Baba Dhobi placed a hand on one of Ram’s shoulders as the young man, who was speechless, raised his hands and pressed them together in another gesture of respect.

“We have been looking for you everywhere all these days,” the chief minister continued. “When I heard about your poor mother, I called Hari Kumar personally and instructed him to find you right away. He has worked for us
in the past once or twice and always proven reliable and proficient, and I had every confidence that he was the right man for the job. Fortunately, I was right. Thus you are standing before us alive and well. We are in his debt. Now come, I will introduce you. This is Viswanathan Narayanaswamy, the Vaastu practitioner who is overseeing the design of my new house.”

By “house” Baba Dhobi meant “palace.” And by “Vaastu,” he was referring to the Indian science of construction in which invisible elements and natural forces were taken into account in order to ensure the well-being of the occupants.

“It is being conceived in a traditional way, mirroring a mandala,” continued the chief minister. “See, the prayer hall will be in the northeast and the bedroom to the south. There will be a cow shed, of course. That will be positioned here, to the northwest of the building.”

“The dwelling itself is a shrine,” said the Vaastu practitioner in heavily accented Hindi. “It is not merely a shelter for human beings to rest and eat. Like a temple, it is sacred. Therefore the occupier should enjoy spiritual well-being and material wealth and prosperity.”

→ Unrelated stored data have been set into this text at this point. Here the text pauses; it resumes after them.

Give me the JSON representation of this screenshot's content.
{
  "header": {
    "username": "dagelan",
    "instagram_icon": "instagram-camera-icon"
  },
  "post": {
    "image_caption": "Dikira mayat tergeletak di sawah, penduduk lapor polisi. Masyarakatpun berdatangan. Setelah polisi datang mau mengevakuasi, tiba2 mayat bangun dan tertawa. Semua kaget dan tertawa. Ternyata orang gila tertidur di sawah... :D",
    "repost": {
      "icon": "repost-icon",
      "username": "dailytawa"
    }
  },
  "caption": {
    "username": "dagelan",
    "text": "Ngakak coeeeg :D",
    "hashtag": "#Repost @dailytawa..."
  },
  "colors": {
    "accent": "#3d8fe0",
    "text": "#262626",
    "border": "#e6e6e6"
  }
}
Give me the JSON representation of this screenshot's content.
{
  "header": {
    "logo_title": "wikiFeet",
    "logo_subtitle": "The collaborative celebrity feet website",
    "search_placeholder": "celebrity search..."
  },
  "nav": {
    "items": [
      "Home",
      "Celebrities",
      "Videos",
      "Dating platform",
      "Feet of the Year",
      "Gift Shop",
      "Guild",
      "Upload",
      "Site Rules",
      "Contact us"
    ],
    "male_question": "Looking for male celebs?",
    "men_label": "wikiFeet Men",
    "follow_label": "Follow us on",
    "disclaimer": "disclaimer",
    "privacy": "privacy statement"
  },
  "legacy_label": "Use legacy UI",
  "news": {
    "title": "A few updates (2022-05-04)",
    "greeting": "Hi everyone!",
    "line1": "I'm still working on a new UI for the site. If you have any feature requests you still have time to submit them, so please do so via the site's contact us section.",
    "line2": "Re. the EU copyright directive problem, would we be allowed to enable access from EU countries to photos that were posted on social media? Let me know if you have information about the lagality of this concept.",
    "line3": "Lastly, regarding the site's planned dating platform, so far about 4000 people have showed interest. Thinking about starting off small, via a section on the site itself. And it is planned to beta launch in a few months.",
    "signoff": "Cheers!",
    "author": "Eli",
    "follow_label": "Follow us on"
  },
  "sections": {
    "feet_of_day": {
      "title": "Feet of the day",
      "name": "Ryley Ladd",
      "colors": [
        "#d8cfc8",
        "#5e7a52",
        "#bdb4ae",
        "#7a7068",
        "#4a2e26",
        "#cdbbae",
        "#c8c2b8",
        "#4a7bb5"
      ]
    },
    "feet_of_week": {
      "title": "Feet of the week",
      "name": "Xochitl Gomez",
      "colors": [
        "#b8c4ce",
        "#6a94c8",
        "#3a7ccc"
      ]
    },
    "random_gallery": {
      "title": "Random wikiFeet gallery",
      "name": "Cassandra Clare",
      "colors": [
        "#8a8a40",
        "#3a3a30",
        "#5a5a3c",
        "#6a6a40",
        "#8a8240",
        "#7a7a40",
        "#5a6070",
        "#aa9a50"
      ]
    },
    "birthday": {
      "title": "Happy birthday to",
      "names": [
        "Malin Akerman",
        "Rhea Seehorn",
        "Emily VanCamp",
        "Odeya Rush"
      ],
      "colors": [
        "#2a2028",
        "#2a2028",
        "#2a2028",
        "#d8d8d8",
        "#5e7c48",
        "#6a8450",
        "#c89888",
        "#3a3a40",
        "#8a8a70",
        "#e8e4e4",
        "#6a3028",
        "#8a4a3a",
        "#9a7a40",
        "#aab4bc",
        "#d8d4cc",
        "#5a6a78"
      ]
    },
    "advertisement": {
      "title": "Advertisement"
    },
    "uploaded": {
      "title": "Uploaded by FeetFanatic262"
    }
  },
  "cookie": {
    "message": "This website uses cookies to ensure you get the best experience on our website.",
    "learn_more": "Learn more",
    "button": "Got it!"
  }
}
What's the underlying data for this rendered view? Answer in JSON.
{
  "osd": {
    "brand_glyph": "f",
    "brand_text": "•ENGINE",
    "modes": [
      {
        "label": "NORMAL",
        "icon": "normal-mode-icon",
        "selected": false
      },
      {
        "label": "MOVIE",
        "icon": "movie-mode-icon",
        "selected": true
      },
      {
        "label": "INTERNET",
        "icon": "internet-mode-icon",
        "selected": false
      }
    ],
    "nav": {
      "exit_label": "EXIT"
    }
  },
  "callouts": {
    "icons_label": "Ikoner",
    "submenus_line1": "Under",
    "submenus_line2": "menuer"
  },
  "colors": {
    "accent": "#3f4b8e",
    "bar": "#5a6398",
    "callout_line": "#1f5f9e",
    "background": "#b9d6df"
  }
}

“Very impressive, sir,” said Hari.

“Truly beautiful, sir,” agreed Ram.

“You really think so? I’m so glad!” declared Baba Dhobi, who was beaming with pride. “Construction is to start within the month,” he added. “When it is finished you will all be my guests at the opening ceremony. Now come. We will eat together. We have much to discuss.”

They sat in the dining room at a long table laid with china and silver and starched napkins folded to look like hens. Liveried servants came and went through a door to the adjacent kitchen bearing platters of food and pots of steaming tea.
With quiet deportment, they served each of the guests in turn and then stood with their backs to the wall, ramrod straight with impassive expressions.